If you’re on the academic job market, I recommend taking the earliest possible interview date- assuming you can be prepared. Several advantages are:
1. Other places will hear about you interviewing and that’s a good thing,
2. Your hosts will be less jaded and more enthusiastic to see you (particularly at those places that do a lot of interviews),
3. You can set the benchmark that other candidates get compared against, &
4. Places that can make parallel offers will often not wait to see others.
@msabuncu Thanks for these tips, Mert. I was a student at your ML class previously. I find your posts insightful and helpful. I’d like to learn if you also have tips for academic couples in the job market? I’d be very interested to know.
@feixia great question. First and foremost, I recommend applying broadly and independently. I also suggest not bringing this up during interviews and being hyper-focused on getting an offer. When you have offer(s), you should immediately bring up the partner situation. Most top places have mechanisms to help with partner recruitment. It varies a lot by institutions, but if the partner can fit several positions (eg depts), I’d try to pursue all options.
@msabuncu Thanks, Mert, for this informative tip!
@msabuncu @feixia This was the strategy we took when Judy and I started.

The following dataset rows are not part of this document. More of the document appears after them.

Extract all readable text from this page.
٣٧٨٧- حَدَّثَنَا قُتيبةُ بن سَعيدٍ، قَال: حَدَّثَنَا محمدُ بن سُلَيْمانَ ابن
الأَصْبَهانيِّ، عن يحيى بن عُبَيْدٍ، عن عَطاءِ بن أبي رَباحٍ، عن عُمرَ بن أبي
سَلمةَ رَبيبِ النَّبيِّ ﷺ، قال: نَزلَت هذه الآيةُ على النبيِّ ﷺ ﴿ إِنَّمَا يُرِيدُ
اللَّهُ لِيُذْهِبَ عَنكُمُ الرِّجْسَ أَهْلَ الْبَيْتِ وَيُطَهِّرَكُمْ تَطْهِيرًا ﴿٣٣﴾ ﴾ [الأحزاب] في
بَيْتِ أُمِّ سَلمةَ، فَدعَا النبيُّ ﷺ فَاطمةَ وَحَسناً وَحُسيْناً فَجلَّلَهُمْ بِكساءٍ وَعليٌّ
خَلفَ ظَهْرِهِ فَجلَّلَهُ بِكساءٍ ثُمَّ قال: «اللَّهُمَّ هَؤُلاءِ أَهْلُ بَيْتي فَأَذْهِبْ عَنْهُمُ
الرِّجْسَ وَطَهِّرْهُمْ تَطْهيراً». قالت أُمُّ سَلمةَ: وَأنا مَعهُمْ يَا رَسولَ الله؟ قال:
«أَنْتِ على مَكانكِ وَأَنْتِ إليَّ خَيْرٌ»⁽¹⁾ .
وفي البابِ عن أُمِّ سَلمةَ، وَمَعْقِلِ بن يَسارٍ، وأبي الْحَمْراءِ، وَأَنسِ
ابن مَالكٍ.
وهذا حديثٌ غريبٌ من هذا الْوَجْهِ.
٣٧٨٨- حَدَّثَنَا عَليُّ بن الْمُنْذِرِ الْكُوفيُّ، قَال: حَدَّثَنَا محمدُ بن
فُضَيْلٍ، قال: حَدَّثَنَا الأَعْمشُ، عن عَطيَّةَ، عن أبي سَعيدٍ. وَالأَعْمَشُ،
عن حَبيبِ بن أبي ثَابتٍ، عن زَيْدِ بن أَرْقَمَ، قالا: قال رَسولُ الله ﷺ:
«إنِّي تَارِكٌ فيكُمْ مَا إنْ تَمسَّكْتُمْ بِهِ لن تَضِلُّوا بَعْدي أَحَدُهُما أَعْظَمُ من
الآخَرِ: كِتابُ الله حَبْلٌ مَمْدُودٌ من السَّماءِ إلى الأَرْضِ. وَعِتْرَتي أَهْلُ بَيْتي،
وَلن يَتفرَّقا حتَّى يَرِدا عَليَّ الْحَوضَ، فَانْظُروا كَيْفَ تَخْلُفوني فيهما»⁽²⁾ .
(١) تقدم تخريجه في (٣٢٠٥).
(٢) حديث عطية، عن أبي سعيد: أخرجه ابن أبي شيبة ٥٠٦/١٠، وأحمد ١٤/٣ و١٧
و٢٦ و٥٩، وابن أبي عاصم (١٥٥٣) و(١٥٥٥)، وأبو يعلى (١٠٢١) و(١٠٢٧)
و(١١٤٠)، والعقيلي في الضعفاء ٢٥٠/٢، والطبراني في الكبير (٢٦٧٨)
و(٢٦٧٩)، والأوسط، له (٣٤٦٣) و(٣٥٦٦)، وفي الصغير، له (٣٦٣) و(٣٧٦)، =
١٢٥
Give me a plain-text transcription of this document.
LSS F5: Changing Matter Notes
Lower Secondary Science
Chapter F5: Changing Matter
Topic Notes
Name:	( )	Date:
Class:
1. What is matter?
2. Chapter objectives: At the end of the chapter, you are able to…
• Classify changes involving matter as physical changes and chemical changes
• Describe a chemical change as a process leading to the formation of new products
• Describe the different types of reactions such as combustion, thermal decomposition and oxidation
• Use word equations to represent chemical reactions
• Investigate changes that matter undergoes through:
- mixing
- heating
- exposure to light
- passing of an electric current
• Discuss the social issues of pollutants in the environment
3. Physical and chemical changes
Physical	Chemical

Happy to chat more offline about our experience.
@alexkwan @msabuncu wow, sounds great! Happy to chat offline too.
@msabuncu great post! One extension based on my experience: Try to make sure your #1 university is roughly your third interview. Don't start with that because you will have to get in the flow and understand basic logistics of how these interviews roll. Universities are much more flexible in their dates than you think (they really want _you_ to come interview!). After 1 or 2 you are in great shape (and not yet exhausted by it) so that's a good time to nail that dream university's interview!